R.S. ha 26 anni e vive a Meda, in provincia di Milano.

Laureato in lettere moderne, indirizzo estetico, nell’aprile del 2002, da allora ha fatto varie cose, dall’insegnamento al giornalismo. E' uno dei soci fondatori dell’associazione culturale Ybris (un tempo Casa dei pittori) che organizza eventi culturali e spettacoli.

Ha pubblicato un libro di poesie dal titolo Il sapore delle cose presso la casa editrice Libroitaliano e Il sapore della lattuga con Prospettiva Editrice.

Consigli per gli acquisti? Puntate sulla lattuga, appena un morso…

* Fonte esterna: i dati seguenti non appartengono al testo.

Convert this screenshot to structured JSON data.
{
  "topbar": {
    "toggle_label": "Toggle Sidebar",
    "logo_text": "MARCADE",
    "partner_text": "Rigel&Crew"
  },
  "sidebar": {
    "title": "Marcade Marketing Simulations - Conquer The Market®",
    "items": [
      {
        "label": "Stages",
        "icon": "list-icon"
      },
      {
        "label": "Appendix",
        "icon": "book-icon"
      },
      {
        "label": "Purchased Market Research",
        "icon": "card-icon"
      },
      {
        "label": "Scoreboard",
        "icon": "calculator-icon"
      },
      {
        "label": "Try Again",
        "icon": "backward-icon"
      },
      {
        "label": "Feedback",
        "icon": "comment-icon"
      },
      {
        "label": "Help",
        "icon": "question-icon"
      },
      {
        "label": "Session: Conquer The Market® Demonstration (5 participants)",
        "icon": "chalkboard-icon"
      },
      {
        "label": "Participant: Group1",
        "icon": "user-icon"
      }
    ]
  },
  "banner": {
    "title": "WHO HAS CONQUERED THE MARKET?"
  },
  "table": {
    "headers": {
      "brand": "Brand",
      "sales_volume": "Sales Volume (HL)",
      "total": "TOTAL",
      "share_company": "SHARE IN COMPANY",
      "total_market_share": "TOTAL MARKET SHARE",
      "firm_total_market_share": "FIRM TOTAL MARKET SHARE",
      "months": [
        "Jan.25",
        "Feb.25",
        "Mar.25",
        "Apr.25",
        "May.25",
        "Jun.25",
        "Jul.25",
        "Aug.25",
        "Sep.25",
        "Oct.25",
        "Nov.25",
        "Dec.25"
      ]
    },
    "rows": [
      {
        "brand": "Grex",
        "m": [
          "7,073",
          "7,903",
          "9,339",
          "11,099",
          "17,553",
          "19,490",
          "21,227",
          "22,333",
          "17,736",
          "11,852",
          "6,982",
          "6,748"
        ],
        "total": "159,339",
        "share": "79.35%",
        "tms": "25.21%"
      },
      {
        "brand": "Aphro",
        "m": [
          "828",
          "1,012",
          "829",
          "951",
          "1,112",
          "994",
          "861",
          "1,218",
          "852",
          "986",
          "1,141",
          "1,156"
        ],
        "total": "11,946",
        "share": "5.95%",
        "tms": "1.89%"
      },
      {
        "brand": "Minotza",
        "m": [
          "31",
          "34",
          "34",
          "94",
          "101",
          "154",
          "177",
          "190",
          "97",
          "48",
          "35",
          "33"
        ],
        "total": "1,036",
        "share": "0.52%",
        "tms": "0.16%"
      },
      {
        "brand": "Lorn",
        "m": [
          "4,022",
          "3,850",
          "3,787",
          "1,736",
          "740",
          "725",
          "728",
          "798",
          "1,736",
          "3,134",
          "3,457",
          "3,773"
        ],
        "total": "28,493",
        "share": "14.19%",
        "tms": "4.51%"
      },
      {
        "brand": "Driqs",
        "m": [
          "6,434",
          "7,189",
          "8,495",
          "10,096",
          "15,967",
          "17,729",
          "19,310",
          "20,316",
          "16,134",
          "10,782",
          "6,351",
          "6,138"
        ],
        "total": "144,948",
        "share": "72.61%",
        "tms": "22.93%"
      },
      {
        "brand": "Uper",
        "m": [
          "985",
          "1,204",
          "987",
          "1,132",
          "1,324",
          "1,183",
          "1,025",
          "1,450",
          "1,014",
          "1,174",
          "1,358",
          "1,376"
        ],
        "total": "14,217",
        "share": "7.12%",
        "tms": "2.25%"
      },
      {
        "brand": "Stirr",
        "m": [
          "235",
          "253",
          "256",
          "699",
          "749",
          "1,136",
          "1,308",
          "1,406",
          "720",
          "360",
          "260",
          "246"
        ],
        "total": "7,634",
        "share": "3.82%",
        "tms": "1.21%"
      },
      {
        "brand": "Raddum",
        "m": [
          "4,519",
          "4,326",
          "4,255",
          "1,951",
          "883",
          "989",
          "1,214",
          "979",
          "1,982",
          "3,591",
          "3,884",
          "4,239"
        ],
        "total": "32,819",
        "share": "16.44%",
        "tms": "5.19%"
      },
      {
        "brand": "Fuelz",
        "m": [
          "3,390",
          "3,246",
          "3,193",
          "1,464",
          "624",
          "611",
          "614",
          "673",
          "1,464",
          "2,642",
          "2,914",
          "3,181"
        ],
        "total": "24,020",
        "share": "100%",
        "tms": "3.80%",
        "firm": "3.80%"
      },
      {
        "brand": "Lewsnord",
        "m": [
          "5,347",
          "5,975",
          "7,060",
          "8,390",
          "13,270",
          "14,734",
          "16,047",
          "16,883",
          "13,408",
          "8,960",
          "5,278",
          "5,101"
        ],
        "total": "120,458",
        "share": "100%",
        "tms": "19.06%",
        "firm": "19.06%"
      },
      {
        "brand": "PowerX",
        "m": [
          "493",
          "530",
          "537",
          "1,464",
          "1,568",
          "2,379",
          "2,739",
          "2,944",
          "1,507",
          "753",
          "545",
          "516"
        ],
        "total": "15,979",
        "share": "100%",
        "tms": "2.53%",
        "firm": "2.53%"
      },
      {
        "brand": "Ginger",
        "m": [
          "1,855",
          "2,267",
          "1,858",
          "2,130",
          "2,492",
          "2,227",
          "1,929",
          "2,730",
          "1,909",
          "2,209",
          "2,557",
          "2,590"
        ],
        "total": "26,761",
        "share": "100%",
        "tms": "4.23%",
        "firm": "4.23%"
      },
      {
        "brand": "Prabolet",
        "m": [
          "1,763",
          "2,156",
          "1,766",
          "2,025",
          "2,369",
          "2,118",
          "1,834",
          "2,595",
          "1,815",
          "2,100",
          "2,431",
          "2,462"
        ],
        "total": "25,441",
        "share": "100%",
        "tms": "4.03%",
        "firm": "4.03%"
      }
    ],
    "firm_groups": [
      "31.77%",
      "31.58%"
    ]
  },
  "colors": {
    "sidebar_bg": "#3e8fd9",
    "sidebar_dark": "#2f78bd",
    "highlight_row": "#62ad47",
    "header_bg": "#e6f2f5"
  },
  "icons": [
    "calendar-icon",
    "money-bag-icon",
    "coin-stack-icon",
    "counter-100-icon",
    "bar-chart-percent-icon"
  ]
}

Treno affollato. Vi chiedete come faccia la bella signora accanto a voi a stare in piedi su quei tacchi a spillo che sembrano più trampoli per gli equilibristi, e come faccia la ragazza in fondo a urlare a tal punto da farsi sentire anche da voi. Starà litigando, forse con il suo fidanzato. È solo per amore che si diventa così. Voi, però, vorreste fare altro. Magari leggere un libro, proprio quello che quel giorno avete dimenticato sul comodino. Oppure quello che volevate comprare ma che poi non avete preso. Per pigrizia, o perché non sapevate quale scegliere. Se fosse così, allora quest’intervista potrebbe dare un nome al vostro prossimo acquisto letterario: “Un morso di lattuga”. Ne parliamo con l’autore, Ruggero Scalzo.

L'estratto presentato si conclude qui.